Monfalcone, la crisi fa aumentare gli affitti “in grigio”

La crisi che impoverisce le famiglie sta determinando un altro risvolto nel settore delle locazioni: il ricorso al “nero” per gli affitti, seppure in presenza di un regolare contratto, ma per il quale viene denunciata solo una parte del canone versato. È quella “zona grigia”, difficilmente intercettabile dai controlli, che resta confinata spesso nel rapporto di reciproca convenienza tra il proprietario dell’alloggio e l’inquilino che in cambio di uno sconto sul canone accetta di versare parte dell’affito in nero consentendo così alla controparte di pagare meno tasse a tutto danno del Fisco. A sostenerlo è il segretario provinciale del Sunia, Sergio Donda, che rileva la tendenza a un aumento di questa “formula” ibrida, proprio in virtù del peggioramento della situazione economica. Il rappresentante del sindacato degli inquilini ipotizza anche una percentuale, in base alla sua esperienza: nel 2012 gli affitti caratterizzati da una quota di evasione sono aumentati del 10-15% rispetto al 2011. Certo, osserva Donda, non è facile stabilire cifre in termini assoluti, ma la sensazione è chiara: «Purtroppo - osserva - la realtà è radicalmente cambiata, con evidenti criticità sul piano sociale. La perdita di innumerevoli posti di lavoro, il ricorso alla cassa integrazione hanno determinato una pesante situazione. Le famiglie non sono più in grado di pagare il mutuo per una casa». «Il fabbisogno abitativo è decisamente elevato. Un dato è significativo: su 84 domande per un alloggio popolare, sono state soddisfatte solo una trentina. Per queste circostanze legate soprattutto alla crisi economica - aggiunge Donda - ritengo che, secondo quanto mi risulta nella pratica quotidiana, sia aumentata la tendenza al ricorso agli affitti parzialmente in nero. Si tratta di contratti regolari, a fronte dei quali una quota del canone, attorno al 40%, non viene denunciata».

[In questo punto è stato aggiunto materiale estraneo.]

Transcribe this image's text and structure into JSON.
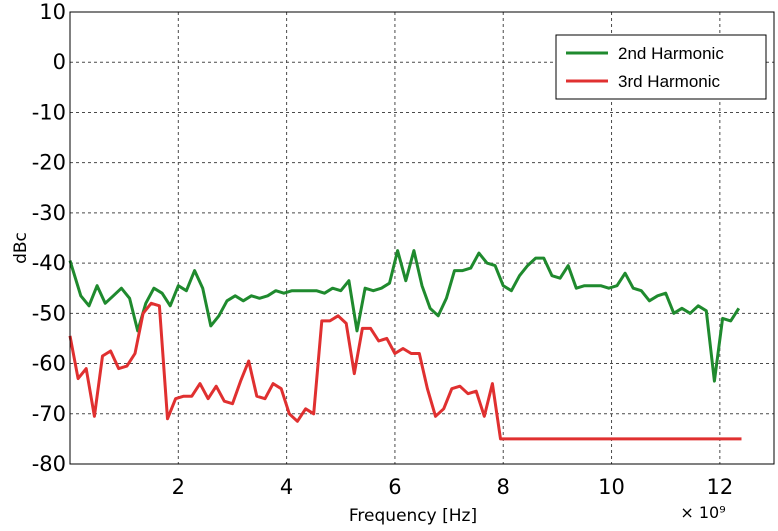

Dalla Guardia di Finanza, che esegue con attenzione il servizio di monitoraggio sul territorio, viene osservato che il fenomeno degli affitti in nero non rappresenta tuttavia un dato allarmante. Si parla di una trentina di casi all’anno. Una pratica più diffusa a Grado, dove, in virtù della stagione estiva, i contratti d’affitto sono di breve durata, settimanali o quindicinali.
Sull’emergenza casa e sulla tensione abitativa ne conviene anche l’assessore alle Politiche sociali, Cristiana Morsolin. «La situazione resta molto critica - spiega -. Basti pensare che a Monfalcone, una decina di famiglie in graduatoria per avere un alloggio popolare, composte da quattro persone, una coppia e due figli, sono in attesa da un anno, poichè non sono disponibili abitazioni adeguate, troppo piccole rispetto alle loro esigenze». Sul fronte dell’evasione, l’assessore ricorda i controlli incrociati con l’Agenzia delle entrate e le verifiche autonome eseguite dalle forze dell’ordine, in primis dalla Finanza. Cita anche la normativa sulla cedolare secca, una sorta di “indulto” sui canoni di locazione percepiti dal propritario, a vantaggio e tutela dell’inquilino. La regolarizzazione delle posizioni comporta un consistente abbattimento dell’affitto, calcolato in 3 volte la rendita catastale dell’alloggio diviso 12. A Monfalcone sono stati ultimamente denunciati una decina di casi. L’assessore evidenzia un altro aspetto, legato alla riorganizzazione dell’Ater. «Un’unica azienda regionale rappresenta un’operazione che comporta ricadute negative sul territorio, senza tuttavia conseguire un reale risparmio economico. La riforma ci ha tolto un servizio essenziale, un ente territoriale con il quale ci confrontavamo quotidianamente. Ora il problema è proprio quello di avere un referente costante per il nostro territorio, considerando peraltro le criticità e le emergenze di una città ad alta tensione abitativa».